In most cases, the surge in resident geese hasn’t stressed native wildlife and ecosystems. On the contrary, it’s our species that find coexistence a challenge.

Not only are Canada geese often aggressive, they litter their waste in human-made environments, such as playing fields, boat docks, and golf courses. A 50-goose flock can produce a staggering two-and-a-half tons of poop per year.

To deter the birds, people have tried noisemakers, training dogs to chase them off, and even the Goosinator, a bright-orange, remote-controlled decoy with a fearsome face that scares the birds.

But Curtis, who led a study on the effectiveness of hazing geese in New York State, learned that the birds knew every water body within 12 miles. “You’d chase them out of the park or off the golf course, and they’d be gone for a few days,” he says, “but they’d be back.”

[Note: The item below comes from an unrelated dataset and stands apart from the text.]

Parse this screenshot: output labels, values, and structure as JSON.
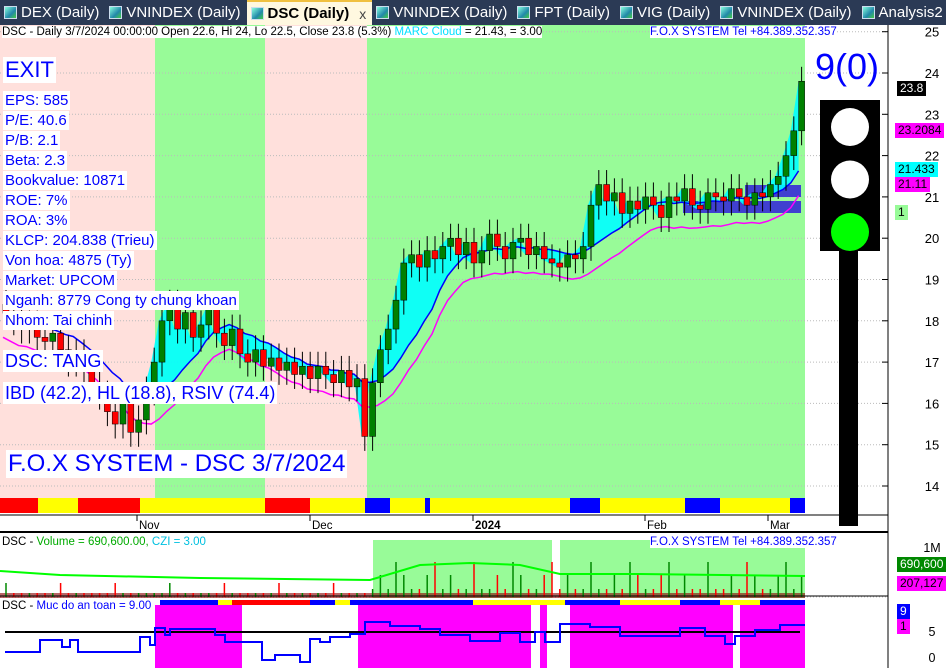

In some places, notably airports, Canada geese pose a serious danger. In 2009, US Airways Flight 1549 struck a flock of Canada geese, forcing pilot Chesley “Sully” Sullenberger to land the plane on the Hudson River.

“Geese and jet aircraft just don’t mix,” Curtis says. Which is why, in this case, “the only effective way to manage them is to do a roundup and removal—and that gets to be controversial. Some people don’t like to see that happen.”

A little respect

Indeed, many animal lovers enjoy living among Canada geese; one much-documented pair nested at National Geographic’s Washington, D.C., headquarters of the National Geographic Society in 2019.

Sharp believes geese deserve our admiration for the remarkable adaptability they’ve showed while thriving in habitats overtaken by humans.

He once found a radio-collared female caring for a hundred goslings (from many different clutches) nesting on an industrial office park roof. She didn’t leave the area to find a permanent water source for months, instead drinking out of a ditch and eating manicured grasses. “That’s a habitat where a bird with webbed feet doesn’t belong, and they were thriving,” Sharp says. (Explore National Geographic’s series on urban wildlife, Wild Cities.)

He also points out that entire annual life cycle of Canada geese happens within easy view of urban dwellers across North America.

“That’s an opportunity,” he says, “for a lot of people to make a real connection with nature.”